I like the word frequency listing (and the ability to list common words, eg “as” in Scrivener (shift-alt-command-s). I have two questions about it.
One: the dialogue disappears below the screen and there’s no way to move it - how can I fix this?
The other: is there any facility for looking at habitual structures (eg double-phrases starting with a subsidiary phrase) “As she opened the door the monster leaped”, “While the monster was distracted, Amelia turned into a monstance”)? I know this is a bit of an ask, but forever hopeful…

Sorry, forgot to add the picture of the dialogue box. Here it is, I hope.

To my knowledge, Scrivener doesn’t handle any content analysis per se. This is something you’d get – to some extent – from a third party app. Say Antidote, for example.
I don’t think it gets that specific, but it has a lot of analytical tools; way beyond the standard spellcheck.

If, on the other hand, all you want is to be able to locate them within your project, there might be a solution possible conducting a search using RegEx. If you can identify redundant patterns within those sentences (structure, single coma, no coma, etc), it might then be possible to develop a formula.
But don’t expect a miracle.

ProWriting Aid has tools for identifying overused words and I think something similar for sentences. It’s not so much an AI as a move advanced grammar/spellecheck.

I’ve played with it on the web (free) and intend to try the desktop edition when I finish my current WIP.

The word frequency feature is useful and helped me to realise, amongst other things, I overwork “so”. Occasionally I have dragged my Scrivener documents into a corpus analysis tool and looked at multiword overworks.

This is good, I’ll try these.

What about the dialogue box? Can anyone help on this, please?
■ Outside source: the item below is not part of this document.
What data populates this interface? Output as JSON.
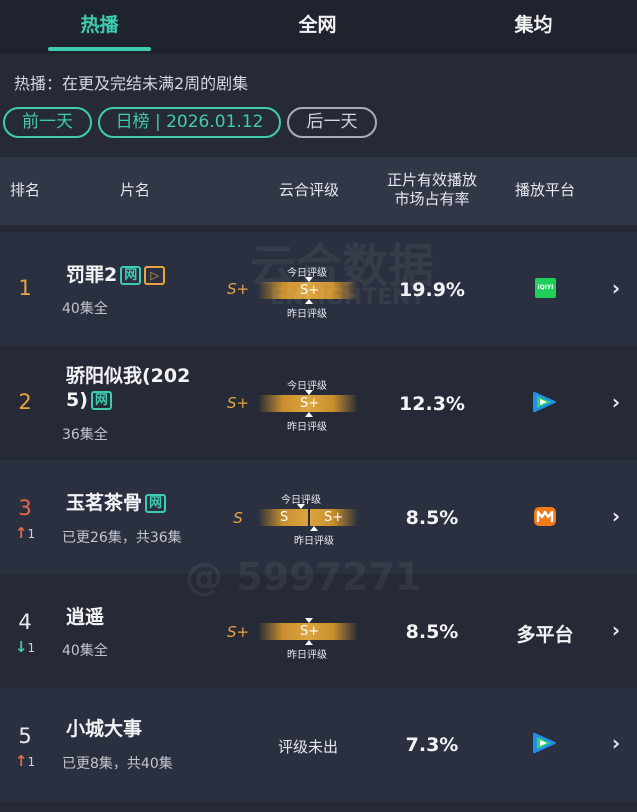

Never heard of it. What is that?

See above. Or see here, perhaps this image is clearer. Only half of the dialogue box appears on the screen, and it can’t be moved, so you can’t easily scoot up and down it.


The size of the box is controlled by the display settings on your Mac operating system. You can adjust it by going to Apple menu ▸ System Preferences and click on Displays. In the Displays window you should have two choices for your resolution. “Default for Display” and “Scaled”. I think yours might be set to “Scaled” with larger text. See if setting it to “Default for Display” enables you to see the entire dialogue box.

Damn, this is a big fault in Mac’s settings - I can either be able to see the text or be able to work the dialogue boxes.